In seiner Eröffnungsrede betonte Peter Kraus vom Cleff (Hauptgeschäftsführer Börsenverein des Deutschen Buchhandel), dass Nachhaltigkeit eine Chance biete, sich der eigenen Potenziale bewusst zu werden. Um diesen Prozess zu unterstützen, habe der Börsenverein die IG Nachhaltigkeit gegründet. Themen der Nachhaltigkeit, die die Buchbranche besonders unterstützen und verfolgen, seien die Meinungsfreiheit wie auch die Vielfalt – der Meinungen, der Autor*innen, der Verlage, der Zeitungen und Zeitschriften. Er schloss mit der Feststellung, dass Nachhaltigkeit als Zukunftskunst zu sehen sei.
Es folgte eine Darstellung aus der Praxis. Katja Meinecke-Meurer (Geschäftsführerin Tessloff) berichtete, warum ihr Verlag das Thema Nachhaltigkeit so umfassend angegangen ist, obwohl der Verlag aufgrund seiner Größe nicht berichtspflichtig wäre. Die intrinsische Motivation sei, dass der Verlag, d. h. die Autor*innen wie auch die Mitarbeiter*innen dafür stehen, sich um die Zukunft zu kümmern – zum einen, weil sie Kinderbücher herstellen, zum anderen, weil sie den Dingen wissenschaftlich auf den Grund gingen. Weiter sei es eine Frage des Risk-Managements: Die relevanten Risiken des bevorstehenden Klimawandels auf das wirtschaftliche Handel müssten berücksichtigt werden wie auch die geschäftlichen Risiken – Stichwort (zukünftige) Gewinnung von Mitarbeiter*innen ebenso wie Bestandhaben in den Lieferketten-bedingten Berichtspflichten. Dabei sieht Meinecke-Meurer den Verlag nicht als Einzelkämpfer, sondern fordert, dass die Buchbranche ein gemeinsames Ziel formuliert: Wo wollen wir als Branche stehen? Weltweit sei das Klimaziel auf 1,5 °C festgelegt – die Buchbranche sei zurzeit bei 4–6 °C. Tessloff habe inzwischen einen Weg gefunden für ein Wirtschaften, um zu 1,5 °C zu gelangen, also könne das die gesamte Branche auch schaffen.

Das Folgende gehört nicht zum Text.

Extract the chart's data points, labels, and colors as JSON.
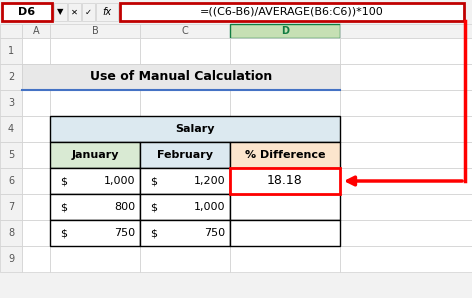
{
  "formula_bar_cell": "D6",
  "formula_bar_formula": "=((C6-B6)/AVERAGE(B6:C6))*100",
  "title": "Use of Manual Calculation",
  "salary_header": "Salary",
  "sub_headers": [
    "January",
    "February",
    "% Difference"
  ],
  "data_rows": [
    [
      "$",
      "1,000",
      "$",
      "1,200",
      "18.18"
    ],
    [
      "$",
      "800",
      "$",
      "1,000",
      ""
    ],
    [
      "$",
      "750",
      "$",
      "750",
      ""
    ]
  ],
  "bg_color": "#f2f2f2",
  "title_cell_bg": "#e8e8e8",
  "salary_header_bg": "#dce9f0",
  "jan_header_bg": "#d9ead3",
  "feb_header_bg": "#dce9f0",
  "pct_header_bg": "#fce5cd",
  "selected_col_bg": "#c6e0b4",
  "selected_cell_border": "#ff0000",
  "arrow_color": "#ff0000",
  "cell_border_color": "#d0d0d0",
  "table_border_color": "#000000",
  "formula_border_color": "#c00000",
  "blue_line_color": "#4472c4",
  "selected_col_text_color": "#107c41"
}
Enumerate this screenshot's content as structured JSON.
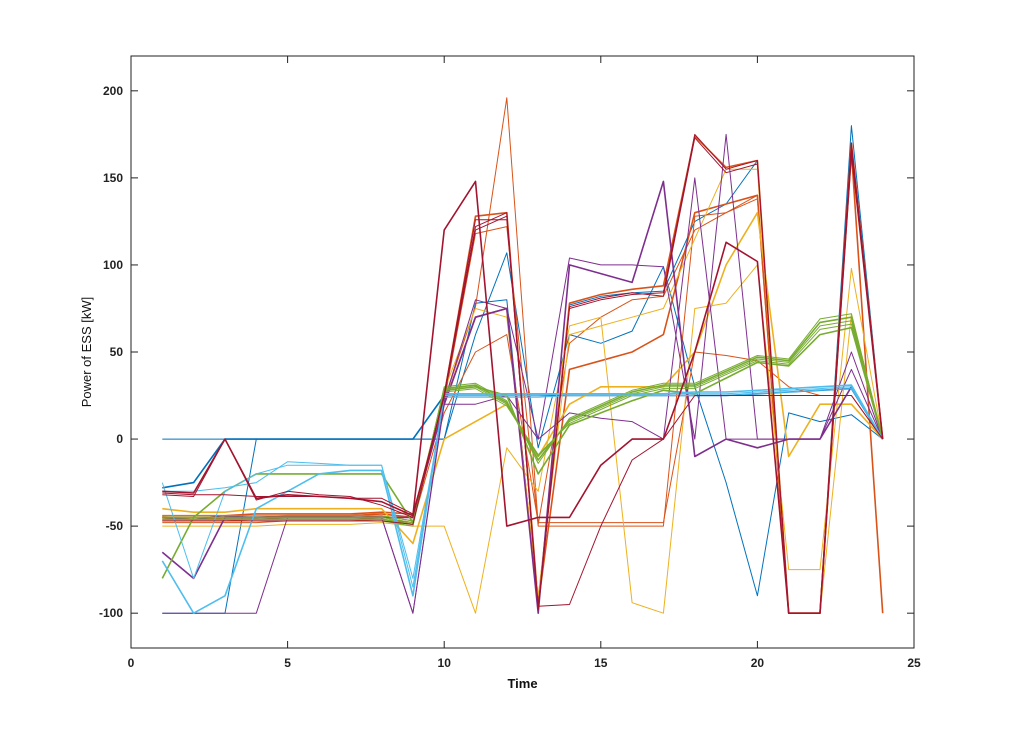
{
  "chart_data": {
    "type": "line",
    "title": "",
    "xlabel": "Time",
    "ylabel": "Power of ESS [kW]",
    "xlim": [
      0,
      25
    ],
    "ylim": [
      -120,
      220
    ],
    "xticks": [
      0,
      5,
      10,
      15,
      20,
      25
    ],
    "yticks": [
      -100,
      -50,
      0,
      50,
      100,
      150,
      200
    ],
    "grid": false,
    "legend": "none",
    "x": [
      1,
      2,
      3,
      4,
      5,
      6,
      7,
      8,
      9,
      10,
      11,
      12,
      13,
      14,
      15,
      16,
      17,
      18,
      19,
      20,
      21,
      22,
      23,
      24
    ],
    "series": [
      {
        "color": "#0072BD",
        "values": [
          -28,
          -25,
          0,
          0,
          0,
          0,
          0,
          0,
          0,
          25,
          25,
          25,
          25,
          25,
          25,
          25,
          25,
          25,
          25,
          26,
          27,
          28,
          29,
          0
        ]
      },
      {
        "color": "#0072BD",
        "values": [
          0,
          0,
          0,
          0,
          0,
          0,
          0,
          0,
          0,
          0,
          78,
          80,
          -97,
          77,
          82,
          84,
          85,
          125,
          135,
          160,
          -100,
          -100,
          180,
          0
        ]
      },
      {
        "color": "#0072BD",
        "values": [
          -100,
          -100,
          -100,
          0,
          0,
          0,
          0,
          0,
          0,
          0,
          60,
          107,
          -5,
          60,
          55,
          62,
          99,
          30,
          -25,
          -90,
          15,
          10,
          14,
          0
        ]
      },
      {
        "color": "#D95319",
        "values": [
          -45,
          -46,
          -45,
          -45,
          -44,
          -44,
          -44,
          -43,
          -45,
          25,
          128,
          130,
          -95,
          78,
          83,
          86,
          88,
          174,
          156,
          160,
          -100,
          -100,
          170,
          0
        ]
      },
      {
        "color": "#D95319",
        "values": [
          -47,
          -47,
          -47,
          -46,
          -46,
          -46,
          -46,
          -45,
          -48,
          22,
          76,
          196,
          -49,
          55,
          70,
          80,
          82,
          120,
          130,
          140,
          -100,
          -100,
          165,
          0
        ]
      },
      {
        "color": "#D95319",
        "values": [
          -46,
          -46,
          -46,
          -46,
          -45,
          -45,
          -45,
          -44,
          -47,
          22,
          118,
          122,
          -50,
          -50,
          -50,
          -50,
          -50,
          128,
          130,
          138,
          -100,
          -100,
          168,
          0
        ]
      },
      {
        "color": "#D95319",
        "values": [
          -44,
          -44,
          -44,
          -43,
          -43,
          -43,
          -43,
          -42,
          -43,
          20,
          70,
          75,
          -95,
          40,
          45,
          50,
          60,
          130,
          135,
          140,
          -100,
          -100,
          165,
          -100
        ]
      },
      {
        "color": "#D95319",
        "values": [
          -48,
          -48,
          -48,
          -48,
          -47,
          -47,
          -47,
          -46,
          -48,
          15,
          50,
          60,
          -48,
          -48,
          -48,
          -48,
          -48,
          50,
          48,
          45,
          30,
          25,
          25,
          0
        ]
      },
      {
        "color": "#EDB120",
        "values": [
          -50,
          -50,
          -50,
          -50,
          -49,
          -49,
          -49,
          -48,
          -50,
          -50,
          -100,
          -5,
          -30,
          65,
          70,
          -94,
          -100,
          75,
          78,
          100,
          -75,
          -75,
          98,
          0
        ]
      },
      {
        "color": "#EDB120",
        "values": [
          -40,
          -42,
          -42,
          -40,
          -40,
          -40,
          -40,
          -40,
          -60,
          0,
          10,
          20,
          -10,
          20,
          30,
          30,
          30,
          50,
          100,
          130,
          -10,
          20,
          20,
          0
        ]
      },
      {
        "color": "#EDB120",
        "values": [
          -45,
          -45,
          -45,
          -45,
          -45,
          -45,
          -45,
          -45,
          -45,
          28,
          75,
          70,
          -90,
          60,
          65,
          70,
          75,
          115,
          155,
          155,
          -100,
          -100,
          72,
          0
        ]
      },
      {
        "color": "#7E2F8E",
        "values": [
          -100,
          -100,
          -100,
          -100,
          -45,
          -45,
          -45,
          -45,
          -100,
          22,
          80,
          75,
          0,
          104,
          100,
          100,
          99,
          0,
          175,
          0,
          0,
          0,
          40,
          0
        ]
      },
      {
        "color": "#7E2F8E",
        "values": [
          -65,
          -80,
          -45,
          -45,
          -45,
          -45,
          -45,
          -45,
          -45,
          20,
          70,
          75,
          -100,
          100,
          95,
          90,
          148,
          -10,
          0,
          -5,
          0,
          0,
          30,
          0
        ]
      },
      {
        "color": "#7E2F8E",
        "values": [
          -45,
          -46,
          -44,
          -45,
          -45,
          -45,
          -45,
          -45,
          -100,
          20,
          20,
          25,
          0,
          15,
          12,
          10,
          0,
          150,
          0,
          0,
          0,
          0,
          50,
          0
        ]
      },
      {
        "color": "#77AC30",
        "values": [
          -45,
          -45,
          -45,
          -45,
          -45,
          -45,
          -45,
          -45,
          -48,
          28,
          30,
          20,
          -10,
          10,
          18,
          26,
          30,
          30,
          38,
          46,
          44,
          65,
          68,
          0
        ]
      },
      {
        "color": "#77AC30",
        "values": [
          -46,
          -46,
          -46,
          -46,
          -46,
          -46,
          -46,
          -46,
          -49,
          29,
          31,
          21,
          -12,
          11,
          19,
          27,
          31,
          31,
          39,
          47,
          45,
          67,
          70,
          0
        ]
      },
      {
        "color": "#77AC30",
        "values": [
          -47,
          -47,
          -47,
          -47,
          -47,
          -47,
          -47,
          -47,
          -50,
          30,
          32,
          22,
          -14,
          12,
          20,
          28,
          32,
          32,
          40,
          48,
          46,
          69,
          72,
          0
        ]
      },
      {
        "color": "#77AC30",
        "values": [
          -44,
          -44,
          -44,
          -44,
          -44,
          -44,
          -44,
          -44,
          -47,
          27,
          29,
          19,
          -9,
          9,
          17,
          25,
          29,
          29,
          37,
          45,
          43,
          63,
          66,
          0
        ]
      },
      {
        "color": "#77AC30",
        "values": [
          -80,
          -45,
          -30,
          -20,
          -20,
          -20,
          -20,
          -20,
          -48,
          28,
          30,
          25,
          -20,
          8,
          15,
          22,
          28,
          26,
          35,
          44,
          42,
          60,
          64,
          0
        ]
      },
      {
        "color": "#4DBEEE",
        "values": [
          -25,
          -80,
          -30,
          -20,
          -15,
          -15,
          -15,
          -15,
          -85,
          25,
          25,
          25,
          25,
          26,
          26,
          26,
          26,
          26,
          26,
          27,
          28,
          29,
          30,
          0
        ]
      },
      {
        "color": "#4DBEEE",
        "values": [
          -30,
          -30,
          -28,
          -25,
          -13,
          -14,
          -15,
          -15,
          -80,
          24,
          24,
          24,
          24,
          25,
          25,
          25,
          25,
          25,
          25,
          26,
          27,
          28,
          29,
          0
        ]
      },
      {
        "color": "#4DBEEE",
        "values": [
          -70,
          -100,
          -90,
          -40,
          -30,
          -20,
          -18,
          -18,
          -90,
          26,
          26,
          26,
          26,
          26,
          26,
          26,
          26,
          27,
          27,
          28,
          29,
          30,
          31,
          0
        ]
      },
      {
        "color": "#A2142F",
        "values": [
          -31,
          -32,
          -32,
          -33,
          -33,
          -33,
          -34,
          -34,
          -43,
          24,
          120,
          128,
          -98,
          75,
          80,
          83,
          84,
          175,
          155,
          160,
          -100,
          -100,
          170,
          0
        ]
      },
      {
        "color": "#A2142F",
        "values": [
          -32,
          -33,
          0,
          -35,
          -30,
          -32,
          -33,
          -38,
          -45,
          25,
          122,
          130,
          -96,
          76,
          81,
          84,
          82,
          173,
          153,
          158,
          -100,
          -100,
          168,
          0
        ]
      },
      {
        "color": "#A2142F",
        "values": [
          -30,
          -31,
          0,
          -34,
          -32,
          -33,
          -34,
          -36,
          -44,
          120,
          148,
          -50,
          -45,
          -45,
          -15,
          0,
          0,
          50,
          113,
          102,
          -100,
          -100,
          165,
          0
        ]
      },
      {
        "color": "#A2142F",
        "values": [
          -47,
          -47,
          -47,
          -47,
          -47,
          -47,
          -47,
          -47,
          -49,
          26,
          126,
          126,
          -96,
          -95,
          -50,
          -12,
          0,
          25,
          25,
          25,
          25,
          25,
          25,
          0
        ]
      }
    ]
  }
}
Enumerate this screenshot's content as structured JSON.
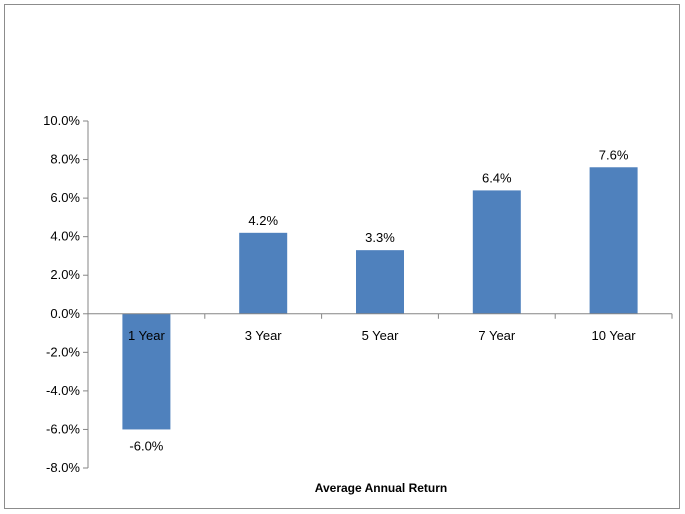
{
  "chart_data": {
    "type": "bar",
    "categories": [
      "1 Year",
      "3 Year",
      "5 Year",
      "7 Year",
      "10 Year"
    ],
    "values": [
      -6.0,
      4.2,
      3.3,
      6.4,
      7.6
    ],
    "data_labels": [
      "-6.0%",
      "4.2%",
      "3.3%",
      "6.4%",
      "7.6%"
    ],
    "title": "",
    "xlabel": "Average Annual Return",
    "ylabel": "",
    "ylim": [
      -8,
      10
    ],
    "yticks": [
      10,
      8,
      6,
      4,
      2,
      0,
      -2,
      -4,
      -6,
      -8
    ],
    "ytick_labels": [
      "10.0%",
      "8.0%",
      "6.0%",
      "4.0%",
      "2.0%",
      "0.0%",
      "-2.0%",
      "-4.0%",
      "-6.0%",
      "-8.0%"
    ],
    "grid": false,
    "legend": "none",
    "bar_color": "#4f81bd",
    "axis_color": "#868686"
  }
}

Dann wurde es konkret und Meinecke-Meurer erläuterte, wie ihr Verlag vorgegangen ist: 1. Gründung einer Projektgruppe mit interessierten Mitarbeiter*innen, 2. Erarbeitung eines Leitbildes, 3. Durchführen einer Relevanz- und Wesentlichkeitsanalyse, 4. CO2-Bilanzierung, wobei es wichtig sei, individuelle Daten zu erheben, um zu wissen, wo genau Änderungen möglich sind und welche Wirkung sie zeigen, 5. Erstellen des DNK-Berichts. Da im DNK die Einhaltung des 1,5-Grad-Ziels nicht gefordert wird, ergänzte Tessloff diese mit der Paris-anligned-Strategy. Als Ergebnis produziert Tessloff nun Bücher mit 30 % reduziertem CO-2-Ausstoß, hat seine Recycling-Quote um 7 % angehoben, die ökologischen Werte sind fester Bestandteil der Unternehmensstrategie, Tessloff fördert ehrenamtliches Engagement der Mitarbeiter*innen, verlegt Bücher zu grüner Energie und anderen Klima-relevanten Themen. Dass mit der Nachhaltigkeit nicht alle anderen Probleme gelöst werden können, sei auch klar, aber, so Meinecke-Meurer: „Alles nutzt nichts, wenn wir die Ökologie nicht in den Griff kriegen.“
Das Thema Scope wurde im Anschluss von Axel Banoth (Geschäftsführer ConClimate) erläutert. Scope bezeichnet die relevanten Parameter, die ein Unternehmen zur Bilanzierung angeben muss: Scope 1 sind u. a. die direkten Abgas-, Wärme-/Kälte- oder Prozessemissionen. Scope 2 sind die Emissionen, die durch den Einkauf von z. B. Wärme/Kälte oder Strom entstehen. Scope 3 fasst u. a. die eingekauften Dienstleistungen, Transport (darunter die – Reise- und täglichen – Wege der Mitarbeiter*innen), aber auch die Kantine und den Bürobedarf zusammen. In Scope 3 entstehen die meisten Emissionen (70–90 %), da hier Rohstoffe, Produkte, Logistik und Verpackung anfallen. Ein pragmatischer Weg mit diesen Erkenntnissen umzugehen ist, branchenweit die Werte zu ermitteln und gemeinsam zu überlegen, wo der Hebel anzusetzen ist. Für die einzelnen Unternehmen gilt es, Datenmanagement aufzubauen, zu definieren, welches die Hotspots sind, und dann ein Datenmonitoring zu etablieren. Der Vorteil dieser Datensammlung sei, dass die Erstellung von Berichten dann jeweils einfacher wird, deutlicher würde, welche Maßnahmen zu ergreifen seien, sowie auch kenntlich zu machen, welche Maßnahmen Wirkung zeitigten. Damit würde ein Weg eingeschlagen, so Banoth, der die Ergebnisse des Handelns messbar und damit nutzbar würden.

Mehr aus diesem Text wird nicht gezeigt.